For the tonier neighborhoods, I suppose it saves a well-to-do shopper a trip to a fine wine shop: they can pick up a $30 central coast pinot noir along with the other groceries. Those fine wine shops may not appreciate the trend as much, however. A couple of them have gone out of business in the past few years in Modesto.

One local wine industry giant must be smiling down from the afterlife, however: Ernest Gallo, co-founder of E&J Gallo winery, the world’s largest purveyor of fermented grape juice.

Mr. Gallo has been credited with inventing the modern wine industry, in part because of his aggressive push to get wines into grocery stores and displayed prominently.

In the days following the repeal of prohibition, wines were pretty much an after-thought in grocery stores. Beer was the big thing, and wine was relegated to a shelf or two, maybe behind the counter.

It probably made some sense at the time. Prohibition had squelched a growing wine culture in America, and store managers probably didn’t see the demand for wine justifying any more space.

Ernest Gallo set out on a crusade to change that, store by store, convincing managers to give more prominent space to wine. It was a chicken-and-egg question: Was there weak demand for wine because it was out of sight and mind in the store, or vice versa?

Mr. Gallo had a legendary obsession with store display throughout his long life. Stories abound of his relentless and unannounced tours of stores, studying the product positioning of his wine wares. Woe to his regional sales staff if he found the shelf locations lacking.
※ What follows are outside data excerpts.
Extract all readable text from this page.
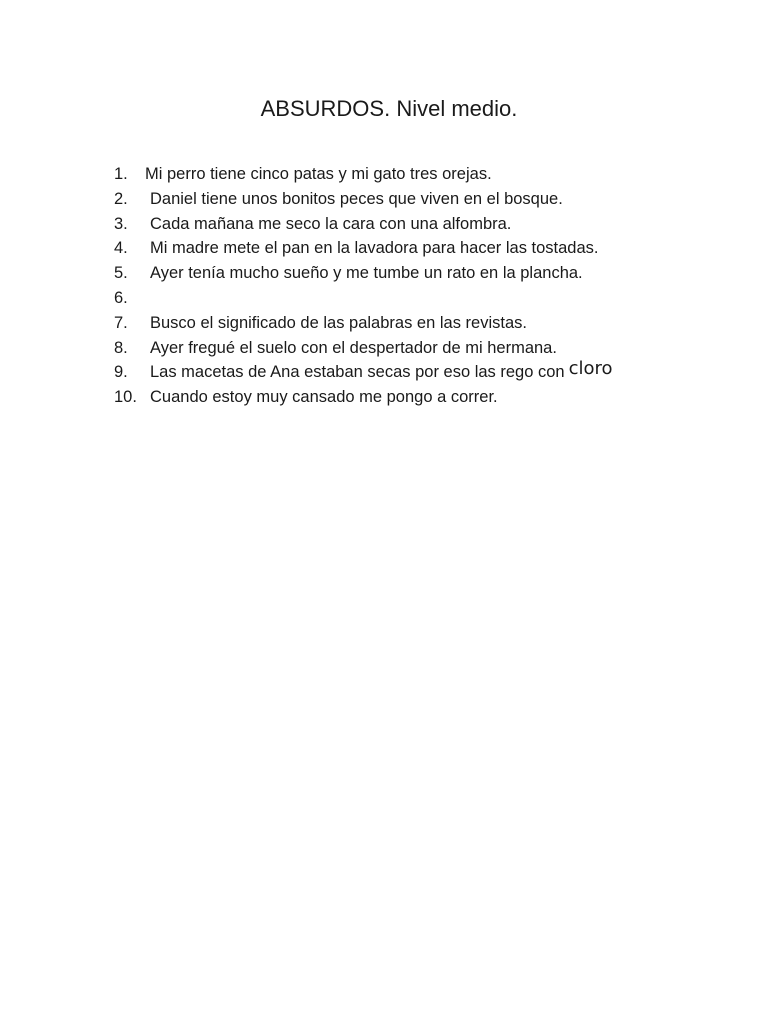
ABSURDOS. Nivel medio.
1. Mi perro tiene cinco patas y mi gato tres orejas.
2. Daniel tiene unos bonitos peces que viven en el bosque.
3. Cada mañana me seco la cara con una alfombra.
4. Mi madre mete el pan en la lavadora para hacer las tostadas.
5. Ayer tenía mucho sueño y me tumbe un rato en la plancha.
6.
7. Busco el significado de las palabras en las revistas.
8. Ayer fregué el suelo con el despertador de mi hermana.
9. Las macetas de Ana estaban secas por eso las rego con cloro
10. Cuando estoy muy cansado me pongo a correr.
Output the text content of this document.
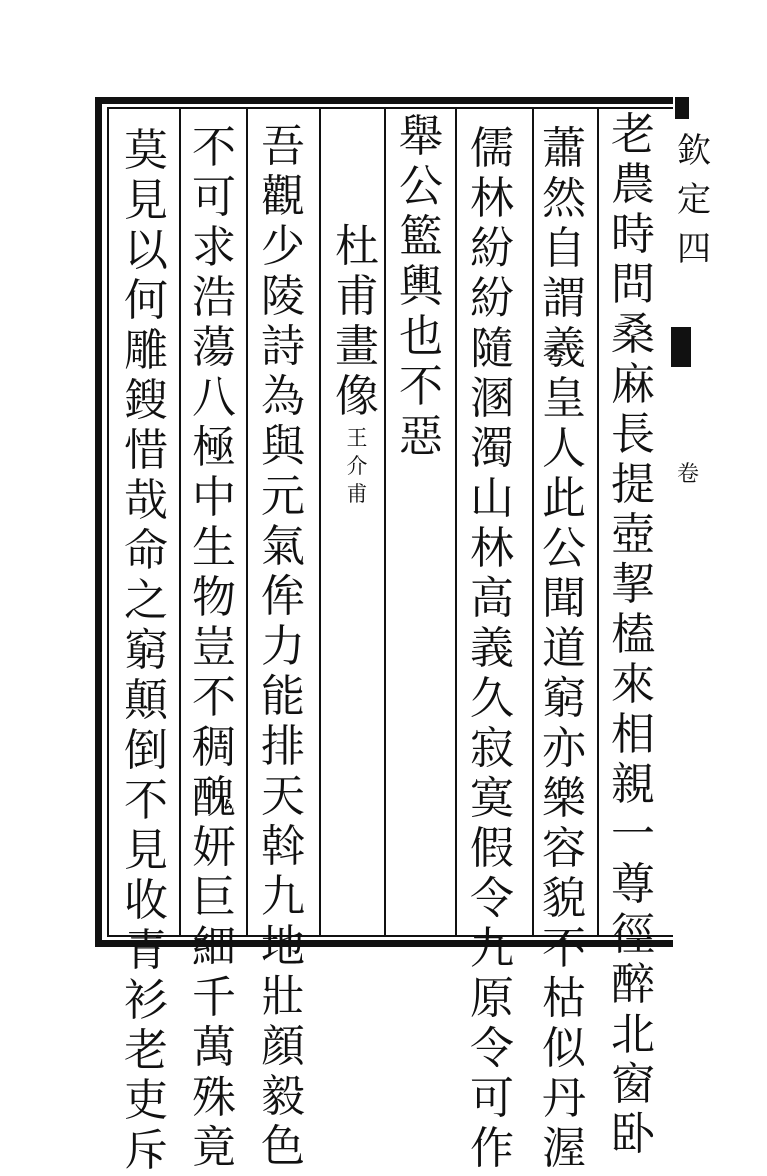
老
農
時
問
桑
麻
長
提
壺
挈
榼
來
相
親
一
尊
徑
醉
北
窗
卧
蕭
然
自
謂
羲
皇
人
此
公
聞
道
窮
亦
樂
容
貌
不
枯
似
丹
渥
儒
林
紛
紛
隨
溷
濁
山
林
高
義
久
寂
寞
假
令
九
原
令
可
作
舉
公
籃
輿
也
不
惡
杜
甫
畫
像
王
介
甫
吾
觀
少
陵
詩
為
與
元
氣
侔
力
能
排
天
斡
九
地
壯
顔
毅
色
不
可
求
浩
蕩
八
極
中
生
物
豈
不
稠
醜
妍
巨
細
千
萬
殊
竟
莫
見
以
何
雕
鎪
惜
哉
命
之
窮
顛
倒
不
見
收
青
衫
老
吏
斥
欽定四
卷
Interestingly, the upscale wine sections in grocery stores follows E&J Gallo’s own march upscale. Known for years for its jug and fortified wines, Gallo in the past two decades has established itself as a maker of fine wines as well, buying prestigious labels and developing its own high-end wines.

Today, although beer still outsells wine by a large margin, wines command a bigger and more prominent position in grocery stores. That may also be attributed to the way wine is marketed, in contrast to beer.

The wine industry has worked to identify wine as a food product rather than as an intoxicant. Wine ads are much more likely to feature a glass of wine on a dinner table, or in an elegant party setting with hors d’ oeuvres  and conversation.

Beer ads tend to feature 20-something males partying hard and hitting on chicks in a nightclub or Super Bowl gathering. They are aiming at a different demographic and a different beverage experience.

The upscale wine sections in grocery stores raise some interesting questions: Are they there to draw in more customers who may decide to shop there regularly just so they can peruse the wine offerings – sort of like the high end sports car drawing in lookers who wind up buying a sedan? Or do they actually generate enough sales of upscale wines to justify the space and inventory expense?

I suppose in those upscale neighborhoods there are people who don’t blink at dropping a $50 bottle of wine in the cart on a regular basis.